The orchard became the financial stepping stone to farm ownership, enabling Corrie and Donna to shortcut the usual sharemilking route, buying their family farm in the heart of Edgecumbe village in 1989.

Company accountant
Donna (nee Pratt) grew up at Thornton, not far from Corrie and after leaving college, completed her accountancy degree by correspondence while working for a Whakatane firm of chartered accountants.

She joined the kiwifruit post-harvest company Rangitaiki Fruitpackers, today known as EastPack, in a part time position as company accountant and her role rapidly grew to an executive accounting and administrative role.

After 23 years Donna left EastPack full-time in August 2013 and led an information systems project for the company on a part-time basis.

Alongside raising their family, Steven, Corrinne, Tania and Peter, the couple continued to build their farming business and today Corona Farms Ltd owns five farms in Whakatane and Oamaru, milking a total of 2300 cows.

The Edgecumbe farm is entered in the 2015 Ballance Farm Environment Awards and it has a uniquely urban address – right in the heart of the village.
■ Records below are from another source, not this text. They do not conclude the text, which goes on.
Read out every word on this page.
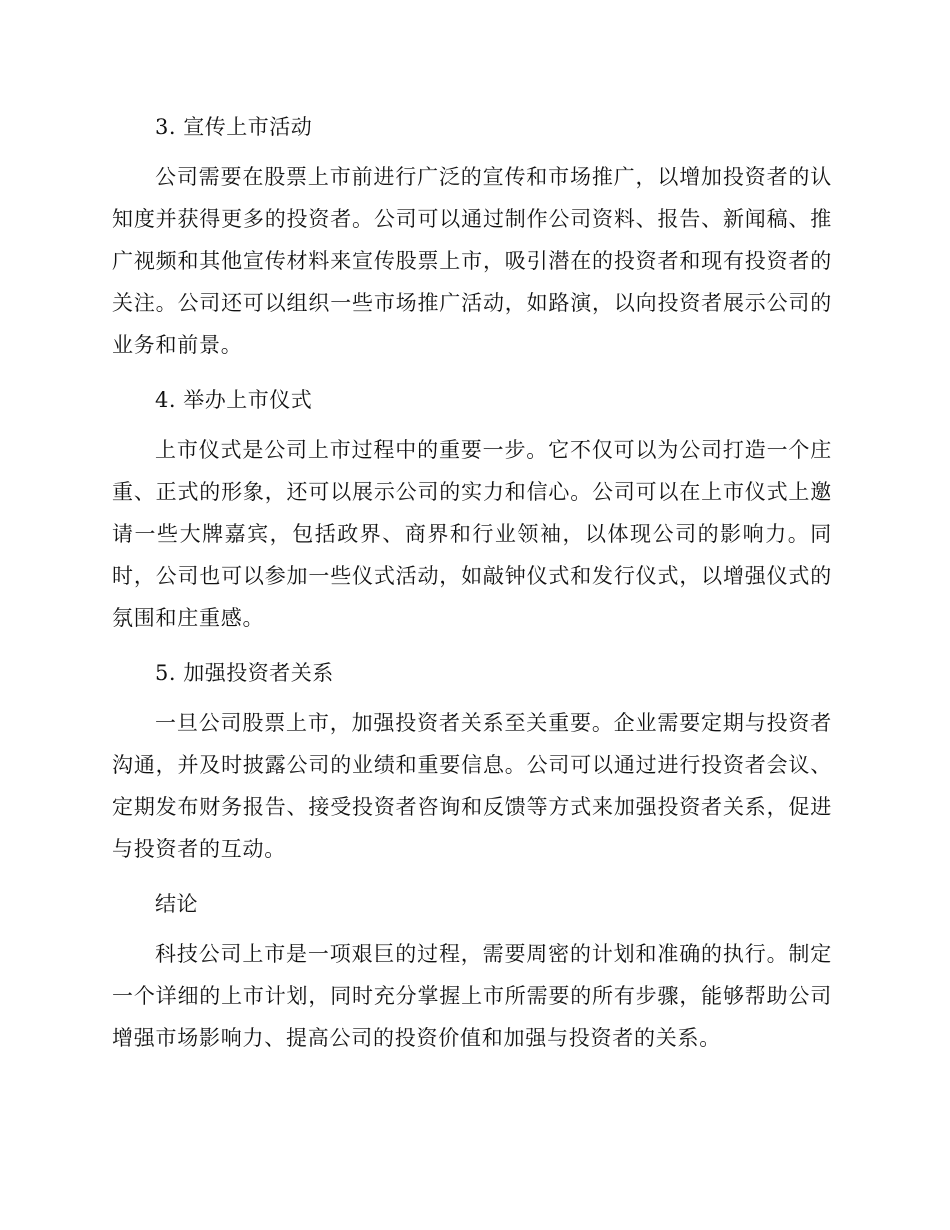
3. 宣传上市活动

公司需要在股票上市前进行广泛的宣传和市场推广，以增加投资者的认知度并获得更多的投资者。公司可以通过制作公司资料、报告、新闻稿、推广视频和其他宣传材料来宣传股票上市，吸引潜在的投资者和现有投资者的关注。公司还可以组织一些市场推广活动，如路演，以向投资者展示公司的业务和前景。

4. 举办上市仪式

上市仪式是公司上市过程中的重要一步。它不仅可以为公司打造一个庄重、正式的形象，还可以展示公司的实力和信心。公司可以在上市仪式上邀请一些大牌嘉宾，包括政界、商界和行业领袖，以体现公司的影响力。同时，公司也可以参加一些仪式活动，如敲钟仪式和发行仪式，以增强仪式的氛围和庄重感。

5. 加强投资者关系

一旦公司股票上市，加强投资者关系至关重要。企业需要定期与投资者沟通，并及时披露公司的业绩和重要信息。公司可以通过进行投资者会议、定期发布财务报告、接受投资者咨询和反馈等方式来加强投资者关系，促进与投资者的互动。

结论

科技公司上市是一项艰巨的过程，需要周密的计划和准确的执行。制定一个详细的上市计划，同时充分掌握上市所需要的所有步骤，能够帮助公司增强市场影响力、提高公司的投资价值和加强与投资者的关系。
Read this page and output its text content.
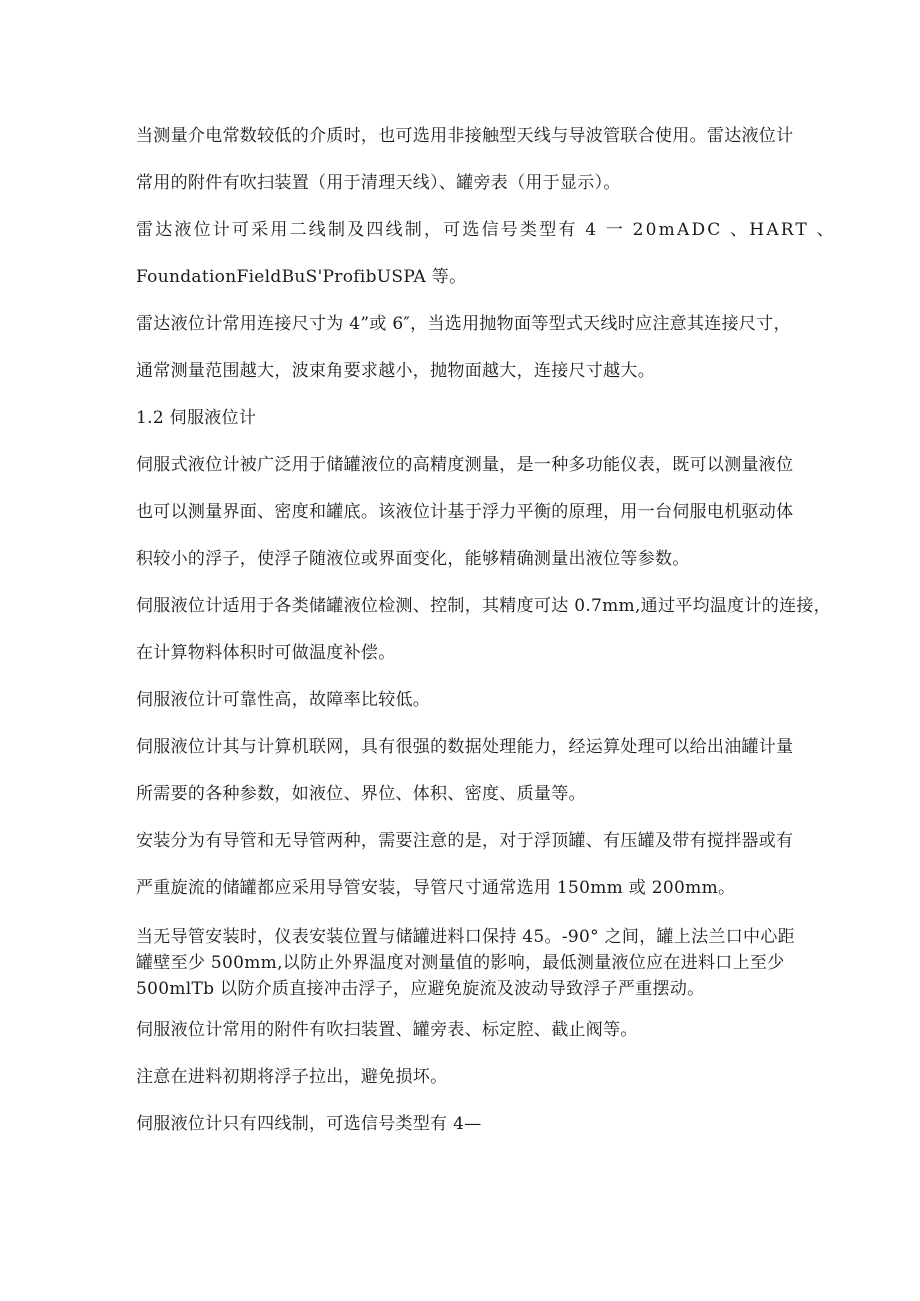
当测量介电常数较低的介质时，也可选用非接触型天线与导波管联合使用。雷达液位计
常用的附件有吹扫装置（用于清理天线）、罐旁表（用于显示）。
雷达液位计可采用二线制及四线制，可选信号类型有 4 一 20mADC 、HART 、
FoundationFieldBuS'ProfibUSPA 等。
雷达液位计常用连接尺寸为 4”或 6″，当选用抛物面等型式天线时应注意其连接尺寸，
通常测量范围越大，波束角要求越小，抛物面越大，连接尺寸越大。
1.2 伺服液位计
伺服式液位计被广泛用于储罐液位的高精度测量，是一种多功能仪表，既可以测量液位
也可以测量界面、密度和罐底。该液位计基于浮力平衡的原理，用一台伺服电机驱动体
积较小的浮子，使浮子随液位或界面变化，能够精确测量出液位等参数。
伺服液位计适用于各类储罐液位检测、控制，其精度可达 0.7mm,通过平均温度计的连接，
在计算物料体积时可做温度补偿。
伺服液位计可靠性高，故障率比较低。
伺服液位计其与计算机联网，具有很强的数据处理能力，经运算处理可以给出油罐计量
所需要的各种参数，如液位、界位、体积、密度、质量等。
安装分为有导管和无导管两种，需要注意的是，对于浮顶罐、有压罐及带有搅拌器或有
严重旋流的储罐都应采用导管安装，导管尺寸通常选用 150mm 或 200mm。
当无导管安装时，仪表安装位置与储罐进料口保持 45。-90° 之间，罐上法兰口中心距
罐壁至少 500mm,以防止外界温度对测量值的影响，最低测量液位应在进料口上至少
500mlTb 以防介质直接冲击浮子，应避免旋流及波动导致浮子严重摆动。
伺服液位计常用的附件有吹扫装置、罐旁表、标定腔、截止阀等。
注意在进料初期将浮子拉出，避免损坏。
伺服液位计只有四线制，可选信号类型有 4—
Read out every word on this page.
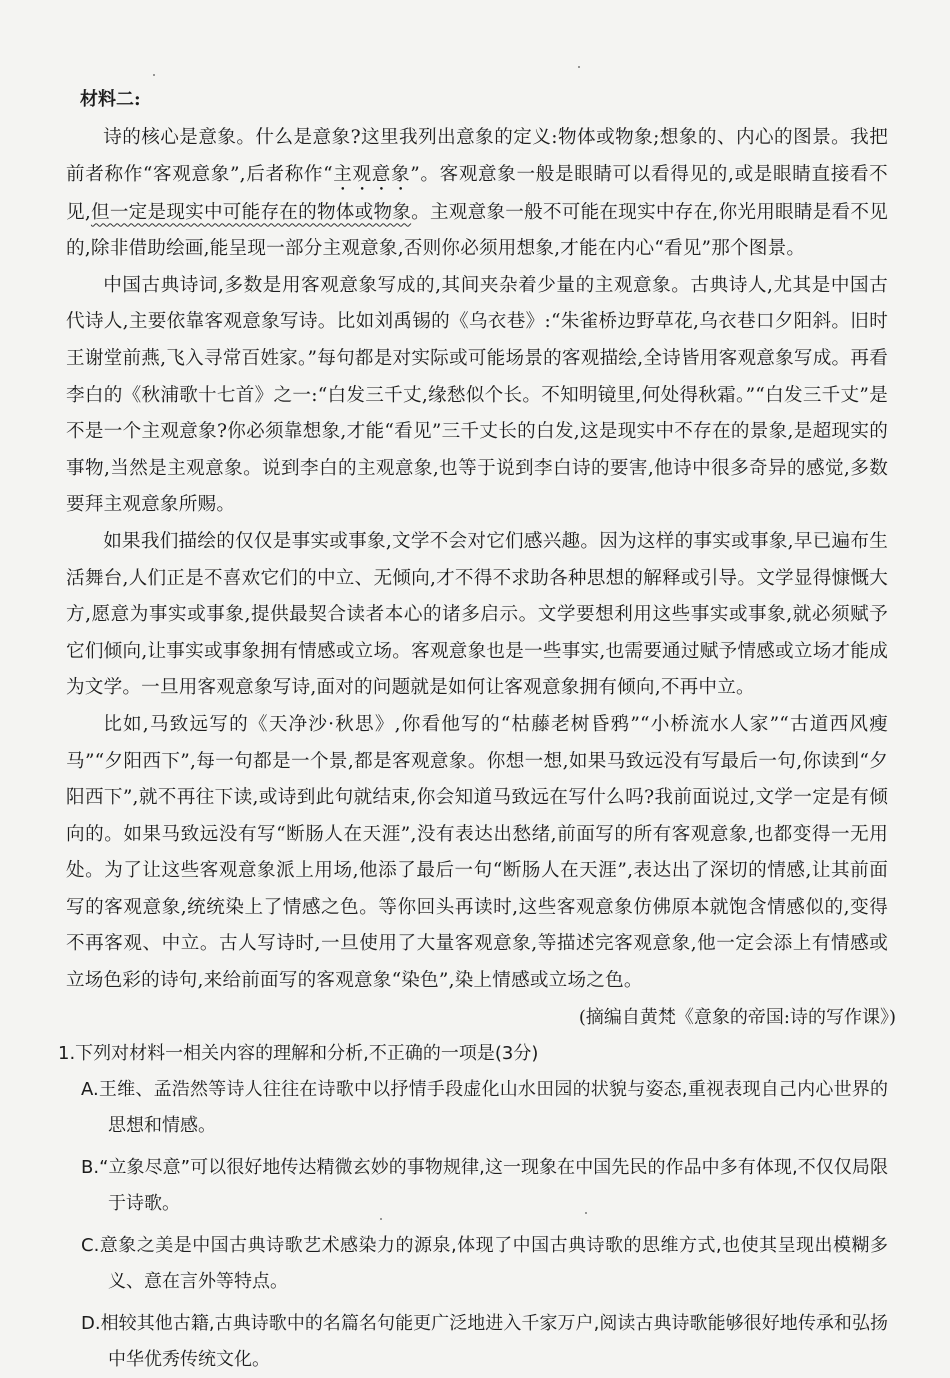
材料二:

诗的核心是意象。什么是意象?这里我列出意象的定义:物体或物象;想象的、内心的图景。我把前者称作“客观意象”,后者称作“主观意象”。客观意象一般是眼睛可以看得见的,或是眼睛直接看不见,但一定是现实中可能存在的物体或物象。主观意象一般不可能在现实中存在,你光用眼睛是看不见的,除非借助绘画,能呈现一部分主观意象,否则你必须用想象,才能在内心“看见”那个图景。

中国古典诗词,多数是用客观意象写成的,其间夹杂着少量的主观意象。古典诗人,尤其是中国古代诗人,主要依靠客观意象写诗。比如刘禹锡的《乌衣巷》:“朱雀桥边野草花,乌衣巷口夕阳斜。旧时王谢堂前燕,飞入寻常百姓家。”每句都是对实际或可能场景的客观描绘,全诗皆用客观意象写成。再看李白的《秋浦歌十七首》之一:“白发三千丈,缘愁似个长。不知明镜里,何处得秋霜。”“白发三千丈”是不是一个主观意象?你必须靠想象,才能“看见”三千丈长的白发,这是现实中不存在的景象,是超现实的事物,当然是主观意象。说到李白的主观意象,也等于说到李白诗的要害,他诗中很多奇异的感觉,多数要拜主观意象所赐。

如果我们描绘的仅仅是事实或事象,文学不会对它们感兴趣。因为这样的事实或事象,早已遍布生活舞台,人们正是不喜欢它们的中立、无倾向,才不得不求助各种思想的解释或引导。文学显得慷慨大方,愿意为事实或事象,提供最契合读者本心的诸多启示。文学要想利用这些事实或事象,就必须赋予它们倾向,让事实或事象拥有情感或立场。客观意象也是一些事实,也需要通过赋予情感或立场才能成为文学。一旦用客观意象写诗,面对的问题就是如何让客观意象拥有倾向,不再中立。

比如,马致远写的《天净沙·秋思》,你看他写的“枯藤老树昏鸦”“小桥流水人家”“古道西风瘦马”“夕阳西下”,每一句都是一个景,都是客观意象。你想一想,如果马致远没有写最后一句,你读到“夕阳西下”,就不再往下读,或诗到此句就结束,你会知道马致远在写什么吗?我前面说过,文学一定是有倾向的。如果马致远没有写“断肠人在天涯”,没有表达出愁绪,前面写的所有客观意象,也都变得一无用处。为了让这些客观意象派上用场,他添了最后一句“断肠人在天涯”,表达出了深切的情感,让其前面写的客观意象,统统染上了情感之色。等你回头再读时,这些客观意象仿佛原本就饱含情感似的,变得不再客观、中立。古人写诗时,一旦使用了大量客观意象,等描述完客观意象,他一定会添上有情感或立场色彩的诗句,来给前面写的客观意象“染色”,染上情感或立场之色。

(摘编自黄梵《意象的帝国:诗的写作课》)
1.下列对材料一相关内容的理解和分析,不正确的一项是(3分)
A.王维、孟浩然等诗人往往在诗歌中以抒情手段虚化山水田园的状貌与姿态,重视表现自己内心世界的思想和情感。
B.“立象尽意”可以很好地传达精微玄妙的事物规律,这一现象在中国先民的作品中多有体现,不仅仅局限于诗歌。
C.意象之美是中国古典诗歌艺术感染力的源泉,体现了中国古典诗歌的思维方式,也使其呈现出模糊多义、意在言外等特点。
D.相较其他古籍,古典诗歌中的名篇名句能更广泛地进入千家万户,阅读古典诗歌能够很好地传承和弘扬中华优秀传统文化。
“It’s been a great farm for our children to grow up on because they’ve been able to earn money doing paper rounds, and enjoy playing sports without having to travel,” says Donna.

Acutely aware they have more neighbours than most, the Smits have concreted their long driveway-tanker track to eliminate dust, planted an avenue of plum trees and scheduled tanker visits for late evening – “before bedtime”.

Animals and the farm are managed in ways which are respectful to neighbours and customers.

The farm has a number of mature trees and each year a further 30 deciduous trees are planted for animal shelter and to enhance the landscape.

Still confident
The 160ha, totally flat farm is made up of several smaller blocks, bought over time by the couple, and amalgamated into a dairy unit with two sheds, milking a total of 540 cows.

The two units are managed by Sam Stewart and Andrew Blair. Corrie is in charge, looks after the young stock and relief milks.

Donna looks after the books for the company’s five farms and assists with calves at Edgecumbe.

Farm safety is a priority for the Smits, who incorporate Hazardco Health & Safety Systems into the day-to-day running of their farms and for staff training.

The recent drop in Fonterra’s forecast payout hasn’t shaken their confidence in the dairy industry.

“It’s a wake-up call for many. If New Zealand is to retain its low-cost dairy production advantage we need to watch expenditure. Any downturn like this offers opportunities,” says Corrie.

Increasing production across all five farms by 10 per cent, to achieve their goal of harvesting one million milk solids this season, is one of those opportunities.

Despite tightening up on spending Corrie and Donna believe their managers will reach that target, with production already up by 14 per cent at the halfway point.

Operating a low-cost, simple system has always been the aim for the Smits.

The farm’s loamy soils grow good grass year-round, but the land can flood if the Onepu Canal on its boundary overflows.

Cows are kept off the pasture during wet periods and all waterways were fenced off 20 years ago and all canals are bridged.

To protect the soils, there is no pasture tillage, with paddocks under-sown with perennial rye grass in autumn.

Corrie and Donna are very conscious of nutrient leeching and strive to reduce this to the lowest levels possible, applying just 86 units of N, and bringing in below-average feeds of 171kg per cow.